“Oh, I see you have a balance,” explained the lady at the front desk. My heart dropped to the floor knowing I had less than $200 in my checking account and had just transferred funds once again from my savings. The sweat started flowing, the anxiety bubbling up, and it was all that I could do to keep a calm face and act surprised. “Oh really?” I questioned, knowing very well that it was left over from that long hospital stay after becoming deathly ill from eating a raw oyster of all things.She must have noticed the worried look on my face. “Don’t worry, you can pay that later,” she said. The relief washed over me. With those few words, the sweet front desk lady made multiple mistakes:
- She never told me the balanced owed
- I wasn't given payment options
- She showed absolutely no sense of urgency
- I assumed I couldn't pay
Billing staff must be educated often about discussing payment options with patients and should be giving patients every opportunity available to pay their bill. If you don’t have multiple payment methods and tools available, you need to rethink your collection strategy.

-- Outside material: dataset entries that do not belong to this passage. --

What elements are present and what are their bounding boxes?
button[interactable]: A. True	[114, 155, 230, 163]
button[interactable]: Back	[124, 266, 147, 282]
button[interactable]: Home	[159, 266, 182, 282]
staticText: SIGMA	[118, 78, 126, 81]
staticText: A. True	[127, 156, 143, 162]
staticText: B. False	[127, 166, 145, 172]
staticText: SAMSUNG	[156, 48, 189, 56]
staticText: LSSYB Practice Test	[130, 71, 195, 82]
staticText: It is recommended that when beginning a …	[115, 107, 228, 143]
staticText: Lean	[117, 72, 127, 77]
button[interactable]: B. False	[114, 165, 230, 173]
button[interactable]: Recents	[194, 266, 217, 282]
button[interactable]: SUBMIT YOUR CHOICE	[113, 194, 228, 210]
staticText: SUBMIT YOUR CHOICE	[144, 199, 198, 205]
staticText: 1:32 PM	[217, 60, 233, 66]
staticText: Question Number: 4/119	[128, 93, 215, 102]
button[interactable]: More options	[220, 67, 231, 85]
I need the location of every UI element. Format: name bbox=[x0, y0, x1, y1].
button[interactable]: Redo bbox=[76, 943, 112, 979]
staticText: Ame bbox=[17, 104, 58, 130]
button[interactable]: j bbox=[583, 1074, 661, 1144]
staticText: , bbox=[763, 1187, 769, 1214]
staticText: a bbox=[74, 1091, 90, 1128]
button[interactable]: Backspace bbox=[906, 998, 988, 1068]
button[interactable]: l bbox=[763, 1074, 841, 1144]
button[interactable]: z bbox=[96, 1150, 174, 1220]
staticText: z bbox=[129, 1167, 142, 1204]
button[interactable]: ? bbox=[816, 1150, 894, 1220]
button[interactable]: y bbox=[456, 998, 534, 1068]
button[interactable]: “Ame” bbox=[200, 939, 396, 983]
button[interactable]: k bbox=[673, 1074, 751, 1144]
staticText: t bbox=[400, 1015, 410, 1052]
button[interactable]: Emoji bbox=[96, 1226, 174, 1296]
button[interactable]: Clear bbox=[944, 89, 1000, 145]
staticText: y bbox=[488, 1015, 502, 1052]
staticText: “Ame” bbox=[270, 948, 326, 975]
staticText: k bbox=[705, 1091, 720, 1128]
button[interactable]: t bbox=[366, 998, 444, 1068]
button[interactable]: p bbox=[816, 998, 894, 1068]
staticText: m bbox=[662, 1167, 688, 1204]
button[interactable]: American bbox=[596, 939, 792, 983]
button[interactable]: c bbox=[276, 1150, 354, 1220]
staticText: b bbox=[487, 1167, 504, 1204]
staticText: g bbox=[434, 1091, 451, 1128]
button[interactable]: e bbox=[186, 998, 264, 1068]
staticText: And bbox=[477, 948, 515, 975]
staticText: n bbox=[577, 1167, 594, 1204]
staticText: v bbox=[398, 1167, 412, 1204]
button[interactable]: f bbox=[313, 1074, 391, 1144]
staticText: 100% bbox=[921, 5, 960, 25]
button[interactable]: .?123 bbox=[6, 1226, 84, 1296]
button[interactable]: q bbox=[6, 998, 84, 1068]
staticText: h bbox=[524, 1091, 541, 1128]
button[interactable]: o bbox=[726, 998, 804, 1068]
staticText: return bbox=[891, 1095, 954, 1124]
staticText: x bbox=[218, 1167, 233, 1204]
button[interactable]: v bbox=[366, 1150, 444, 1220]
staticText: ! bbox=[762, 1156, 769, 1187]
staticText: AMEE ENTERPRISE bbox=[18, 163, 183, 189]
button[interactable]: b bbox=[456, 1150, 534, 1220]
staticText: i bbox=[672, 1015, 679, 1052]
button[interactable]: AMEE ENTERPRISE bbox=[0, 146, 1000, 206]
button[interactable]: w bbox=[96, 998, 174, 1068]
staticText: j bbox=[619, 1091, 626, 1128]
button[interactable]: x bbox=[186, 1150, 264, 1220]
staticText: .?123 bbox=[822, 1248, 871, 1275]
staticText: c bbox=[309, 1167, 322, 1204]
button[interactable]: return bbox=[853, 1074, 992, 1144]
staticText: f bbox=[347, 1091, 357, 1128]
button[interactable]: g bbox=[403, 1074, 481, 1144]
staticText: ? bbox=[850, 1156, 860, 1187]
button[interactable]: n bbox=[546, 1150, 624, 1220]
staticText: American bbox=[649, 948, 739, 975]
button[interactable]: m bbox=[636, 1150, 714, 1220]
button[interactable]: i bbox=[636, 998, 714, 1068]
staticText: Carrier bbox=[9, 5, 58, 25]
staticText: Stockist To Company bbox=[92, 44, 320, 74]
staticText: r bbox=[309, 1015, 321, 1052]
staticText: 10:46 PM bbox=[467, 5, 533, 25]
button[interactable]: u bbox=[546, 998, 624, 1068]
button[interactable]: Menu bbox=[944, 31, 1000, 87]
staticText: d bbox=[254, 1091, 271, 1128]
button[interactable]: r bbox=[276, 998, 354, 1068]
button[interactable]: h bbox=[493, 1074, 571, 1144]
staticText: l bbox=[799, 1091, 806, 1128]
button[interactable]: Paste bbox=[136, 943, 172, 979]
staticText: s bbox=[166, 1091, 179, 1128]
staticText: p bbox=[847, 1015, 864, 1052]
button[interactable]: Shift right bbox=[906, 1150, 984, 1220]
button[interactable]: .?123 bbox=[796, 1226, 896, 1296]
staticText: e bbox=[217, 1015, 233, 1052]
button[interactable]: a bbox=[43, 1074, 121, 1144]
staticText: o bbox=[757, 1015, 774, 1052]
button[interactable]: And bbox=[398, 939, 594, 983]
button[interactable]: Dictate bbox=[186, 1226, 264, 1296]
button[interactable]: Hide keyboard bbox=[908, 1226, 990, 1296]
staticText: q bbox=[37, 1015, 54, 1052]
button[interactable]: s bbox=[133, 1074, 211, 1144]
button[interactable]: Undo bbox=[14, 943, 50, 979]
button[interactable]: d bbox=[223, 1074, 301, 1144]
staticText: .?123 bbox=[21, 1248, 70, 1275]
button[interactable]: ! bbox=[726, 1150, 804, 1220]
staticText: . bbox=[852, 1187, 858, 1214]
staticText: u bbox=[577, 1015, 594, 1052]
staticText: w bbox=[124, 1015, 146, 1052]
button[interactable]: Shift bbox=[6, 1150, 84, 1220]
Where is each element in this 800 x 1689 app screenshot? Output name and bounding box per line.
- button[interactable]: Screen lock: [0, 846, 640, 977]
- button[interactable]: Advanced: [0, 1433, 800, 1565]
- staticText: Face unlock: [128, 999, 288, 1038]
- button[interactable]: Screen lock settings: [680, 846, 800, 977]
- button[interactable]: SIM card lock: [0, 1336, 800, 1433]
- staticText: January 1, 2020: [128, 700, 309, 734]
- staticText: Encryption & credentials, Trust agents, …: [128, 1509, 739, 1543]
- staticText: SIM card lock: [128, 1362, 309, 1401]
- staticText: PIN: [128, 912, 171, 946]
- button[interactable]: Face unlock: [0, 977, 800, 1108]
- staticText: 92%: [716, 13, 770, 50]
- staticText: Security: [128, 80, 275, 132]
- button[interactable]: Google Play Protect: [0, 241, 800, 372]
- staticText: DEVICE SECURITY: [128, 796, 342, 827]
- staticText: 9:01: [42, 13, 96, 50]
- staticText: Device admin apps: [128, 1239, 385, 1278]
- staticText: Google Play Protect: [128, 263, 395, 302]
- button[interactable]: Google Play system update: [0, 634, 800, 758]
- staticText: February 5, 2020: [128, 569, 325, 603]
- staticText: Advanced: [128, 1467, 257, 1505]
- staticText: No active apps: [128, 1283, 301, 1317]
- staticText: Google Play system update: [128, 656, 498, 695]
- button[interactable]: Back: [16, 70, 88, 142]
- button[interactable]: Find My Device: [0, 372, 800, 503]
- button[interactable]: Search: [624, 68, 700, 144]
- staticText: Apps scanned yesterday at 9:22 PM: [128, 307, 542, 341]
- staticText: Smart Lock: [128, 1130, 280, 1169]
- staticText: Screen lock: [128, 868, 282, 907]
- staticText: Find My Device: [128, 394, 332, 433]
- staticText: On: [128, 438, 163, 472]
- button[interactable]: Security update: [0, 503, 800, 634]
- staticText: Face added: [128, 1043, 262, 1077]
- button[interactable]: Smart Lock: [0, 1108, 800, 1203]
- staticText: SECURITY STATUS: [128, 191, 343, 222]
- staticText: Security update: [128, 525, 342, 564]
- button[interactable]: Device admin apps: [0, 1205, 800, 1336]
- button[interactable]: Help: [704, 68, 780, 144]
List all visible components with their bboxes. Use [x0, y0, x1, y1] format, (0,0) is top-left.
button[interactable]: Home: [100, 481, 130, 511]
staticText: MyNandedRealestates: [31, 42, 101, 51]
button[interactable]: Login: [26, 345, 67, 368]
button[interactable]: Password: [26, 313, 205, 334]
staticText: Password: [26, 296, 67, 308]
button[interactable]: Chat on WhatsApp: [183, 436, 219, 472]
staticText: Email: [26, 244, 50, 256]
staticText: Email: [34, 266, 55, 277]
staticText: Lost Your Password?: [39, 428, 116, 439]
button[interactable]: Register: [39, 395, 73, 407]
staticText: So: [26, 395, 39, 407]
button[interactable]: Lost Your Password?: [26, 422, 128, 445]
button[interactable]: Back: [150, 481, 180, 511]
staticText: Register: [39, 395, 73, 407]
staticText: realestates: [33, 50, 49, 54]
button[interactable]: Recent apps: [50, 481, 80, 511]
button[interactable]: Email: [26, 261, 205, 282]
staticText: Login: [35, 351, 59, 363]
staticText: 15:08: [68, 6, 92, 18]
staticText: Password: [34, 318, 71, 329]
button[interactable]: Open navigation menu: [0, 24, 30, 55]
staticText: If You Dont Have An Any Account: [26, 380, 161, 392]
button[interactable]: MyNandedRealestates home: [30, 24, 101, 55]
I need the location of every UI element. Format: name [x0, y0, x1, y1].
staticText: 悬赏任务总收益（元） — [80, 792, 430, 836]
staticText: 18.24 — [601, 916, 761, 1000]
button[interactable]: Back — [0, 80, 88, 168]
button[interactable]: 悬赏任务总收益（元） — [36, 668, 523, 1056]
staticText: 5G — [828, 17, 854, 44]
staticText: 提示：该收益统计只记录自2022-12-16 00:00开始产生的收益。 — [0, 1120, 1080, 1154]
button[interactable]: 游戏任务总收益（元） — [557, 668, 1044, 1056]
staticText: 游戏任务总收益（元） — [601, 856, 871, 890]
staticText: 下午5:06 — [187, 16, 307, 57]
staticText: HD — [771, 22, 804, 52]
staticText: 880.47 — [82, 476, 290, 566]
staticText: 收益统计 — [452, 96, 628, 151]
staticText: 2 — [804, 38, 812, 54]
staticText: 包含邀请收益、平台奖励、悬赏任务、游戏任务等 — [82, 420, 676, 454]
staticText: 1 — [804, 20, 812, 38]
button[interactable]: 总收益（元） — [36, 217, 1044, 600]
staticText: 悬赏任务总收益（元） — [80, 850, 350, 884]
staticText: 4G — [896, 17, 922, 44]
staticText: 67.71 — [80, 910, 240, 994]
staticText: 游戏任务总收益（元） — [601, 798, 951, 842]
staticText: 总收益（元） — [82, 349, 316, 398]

Patients Want Payment Options
While writing checks seems like a more archaic form of payment in today’s digital (PayPal/Venmo) world, surprisingly, I still hear of medical practices who only accept checks. These practices would rather not give up the small percentage that it costs for the merchant processing than to offer their patient’s an easier way to pay. If you are only allowing check payments, you are letting money walk out your door. I personally can’t tell you where my checkbook is currently hiding. While many Americans (especially the elderly population) are still relying on using checks, digital forms of payment are increasing in popularity, especially with the increase of millennials.
Meet the Millennials: A survey of over 1,895 millennial patients in March 2018:
- By 2019 millenials will be 72 million strong and outnumber baby boomers
- Nearly 3 out of 4 millenials (73%) that walk though a healthcare provider's door are already in debt
- Two-thirds (67%) are concerned about their ability to pay a bill over $1,000
- 71% are interested in no-interest financing for a bill below $1,000, and 72% said it was important for their provider to discuss financing options with them
- Only about 14% reported receiving a no low-interest financing option
Take advantage of payment technologies. Think about converting from paper to electronic statements, electronic receipts, card-on-file capabilities, an online payment portal such as ImaginePayTM, and flexible payment plan options. Allowing patients to set up automatic payments reduces anxiety caused by multiple bills piling up, reduces the amount of paper mail coming to them, and reduces the cost it takes you to actually get those patient payments.